An entry by our guest blogger, Peter Candy.

This year’s summer academy at the Max-Planck-Institut für europäische Rechtsgeschichte in Frankfurt was held on the special theme of ‘multinormativity’. The central idea underpinning this concept is that legal historians should be sensitive to other normative orders besides that of the state when investigating the operation of past legal systems. Multinormativity forms part of the wider methodological framework of ‘global legal history’, which advocates an appreciation of ‘legal spaces’, the different ways of resolving conflict, and processes of ‘translation’ between legal cultures.
The academy was attended by students of a range of disciplines with representatives from Asia, the Americas, and Europe. The teaching consisted of lectures from leading legal historians: among them, Thomas Duve (University of Frankfurt and MPI Director), Wim Decock (KU Leuven), and Michael Stolleis (University of Frankfurt and former MPI Director). Talks on European Union law were also given by two former Jurisconsults of the European Parliament: Gregorio Garzón Clariana and Christian Pennera. Between lectures the students of the academy were invited to present the progress of their own research, with time left each afternoon to access the institute’s library.

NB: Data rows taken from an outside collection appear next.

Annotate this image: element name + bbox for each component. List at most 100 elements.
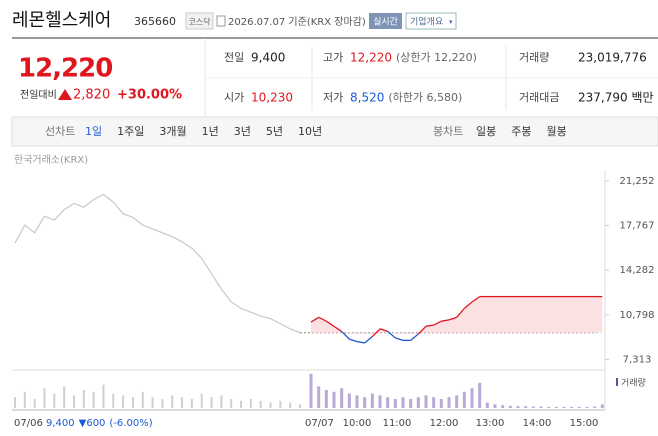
y-tick-label: 17,767 bbox=[620, 221, 655, 232]
volume-bar bbox=[112, 393, 115, 408]
volume-bar bbox=[485, 402, 489, 408]
volume-bar bbox=[82, 390, 85, 408]
volume-bar bbox=[299, 404, 301, 408]
market: 코스닥 bbox=[188, 17, 211, 27]
tab[interactable]: 1주일 bbox=[117, 124, 144, 138]
volume-bar bbox=[269, 402, 272, 408]
volume-bar bbox=[151, 397, 154, 408]
line-segment bbox=[341, 330, 350, 340]
line-segment bbox=[433, 320, 442, 326]
company-button[interactable] bbox=[405, 12, 457, 30]
volume-bar bbox=[562, 406, 566, 408]
line-segment bbox=[425, 324, 434, 327]
line-segment bbox=[410, 333, 419, 341]
area bbox=[311, 296, 603, 334]
summary-label: 거래량 bbox=[519, 51, 549, 64]
realtime[interactable]: 실시간 bbox=[373, 17, 398, 28]
summary-value: 10,230 bbox=[251, 91, 293, 105]
summary-note: (상한가 12,220) bbox=[396, 51, 477, 64]
volume-bar bbox=[363, 397, 367, 408]
y-tick-label: 10,798 bbox=[620, 310, 655, 321]
summary-value: 12,220 bbox=[350, 51, 392, 65]
tab[interactable]: 주봉 bbox=[511, 125, 531, 138]
tab[interactable]: 일봉 bbox=[476, 124, 496, 138]
summary-label: 고가 bbox=[323, 51, 343, 64]
volume-bar bbox=[347, 393, 351, 408]
summary-value: 8,520 bbox=[350, 91, 384, 105]
volume-bar bbox=[593, 406, 597, 408]
volume-bar bbox=[317, 386, 321, 408]
volume-bar bbox=[332, 391, 336, 408]
volume-bar bbox=[240, 400, 243, 408]
up-arrow bbox=[58, 89, 72, 100]
summary-value: 237,790 백만 bbox=[578, 91, 654, 105]
footer-rate: (-6.00%) bbox=[109, 418, 152, 429]
volume-bar bbox=[220, 395, 223, 408]
clock-icon bbox=[216, 15, 226, 27]
volume-bar bbox=[516, 406, 520, 408]
volume-bar bbox=[63, 386, 66, 408]
volume-bar bbox=[577, 406, 581, 408]
line-segment bbox=[364, 336, 373, 344]
volume-bar bbox=[289, 402, 292, 408]
volume-bar bbox=[340, 388, 344, 408]
summary-label: 시가 bbox=[224, 91, 244, 104]
volume-bar bbox=[554, 406, 558, 408]
tab[interactable]: 3년 bbox=[234, 125, 251, 138]
volume-bar bbox=[447, 397, 451, 408]
volume-bar bbox=[455, 395, 459, 408]
volume-bar bbox=[33, 399, 36, 408]
volume-bar bbox=[259, 400, 262, 408]
tab-bar bbox=[11, 116, 658, 147]
tab-group-label: 선차트 bbox=[45, 125, 75, 138]
line-segment bbox=[349, 338, 358, 343]
summary-label: 저가 bbox=[323, 91, 343, 104]
tab[interactable]: 10년 bbox=[298, 125, 322, 138]
source: 한국거래소(KRX) bbox=[14, 154, 88, 166]
summary-label: 거래대금 bbox=[519, 91, 559, 104]
volume-bar bbox=[539, 406, 543, 408]
volume-bar bbox=[585, 406, 589, 408]
summary-value: 9,400 bbox=[251, 51, 285, 65]
tab[interactable]: 월봉 bbox=[547, 125, 567, 138]
volume-bar bbox=[470, 388, 474, 408]
volume-bar bbox=[409, 399, 413, 408]
stock-code: 365660 bbox=[134, 15, 176, 28]
x-tick-label: 14:00 bbox=[523, 418, 552, 429]
volume-bar bbox=[508, 405, 512, 408]
volume-bar bbox=[309, 373, 313, 408]
volume-bar bbox=[416, 397, 420, 408]
volume-bar bbox=[279, 400, 282, 408]
footer-close: 9,400 bbox=[46, 418, 75, 429]
volume-bar bbox=[462, 391, 466, 408]
volume-bar bbox=[200, 393, 203, 408]
x-tick-label: 10:00 bbox=[343, 418, 372, 429]
summary-note: (하한가 6,580) bbox=[388, 90, 462, 104]
volume-bar bbox=[181, 397, 184, 408]
volume-bar bbox=[14, 397, 16, 408]
y-tick-label: 7,313 bbox=[623, 354, 652, 365]
tab[interactable]: 3개월 bbox=[159, 125, 186, 138]
line-segment bbox=[310, 316, 320, 323]
x-tick-label: 13:00 bbox=[476, 418, 505, 429]
y-tick-label: 14,282 bbox=[620, 265, 655, 276]
volume-bar bbox=[324, 390, 328, 408]
tab[interactable]: 1일 bbox=[85, 124, 102, 138]
volume-bar bbox=[161, 399, 164, 408]
volume-bar bbox=[23, 391, 26, 408]
tab[interactable]: 5년 bbox=[266, 125, 283, 138]
volume-bar bbox=[92, 391, 95, 408]
volume-bar bbox=[424, 395, 428, 408]
realtime-badge[interactable] bbox=[369, 13, 402, 29]
x-tick-label: 11:00 bbox=[383, 418, 412, 429]
volume-bar bbox=[141, 391, 144, 408]
line-segment bbox=[333, 325, 343, 332]
volume-bar bbox=[501, 405, 505, 408]
line-segment bbox=[441, 319, 450, 322]
summary: 전일 9,400 고가 12,220 (상한가 12,220) 거래량 23,019,776… bbox=[224, 50, 654, 105]
tab[interactable]: 1년 bbox=[202, 125, 219, 138]
company[interactable]: 기업개요 bbox=[410, 17, 443, 28]
rate: +30.00% bbox=[117, 88, 182, 103]
line-segment bbox=[471, 296, 481, 303]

Aside from teaching the institute organised excursions, such as a tour of the Campus Westend (now the site of Goethe-Universität). The Campus, which avoided destruction during WWII, was formerly the headquarters of IG Farben – once the fourth largest company in the world and long-time sponsor of the Nazi Party. After the war the buildings were used as a military and administrative base by General Eisenhower and the American armed forces. Students were free to travel at the weekend: Mainz provided a main attraction, including visits to St. Martinus-Dom, the Gutenberg Museum, and the Museum of Ancient Seafaring. In Frankfurt itself there were opportunities to visit the house of Johann Wolfgang von Goethe, as well as the castle at Höchst and the many museums in the city.
Special thanks are to be extended to Dr. Stefanie Rüther and Nicole Pasakarnis for their organisation of the academy, as well as to the Max Planck Institute for its generosity in funding. Students contemplating applications in the future should be encouraged by the opportunity to learn at the leading research institute dedicated to European – and indeed global – legal history.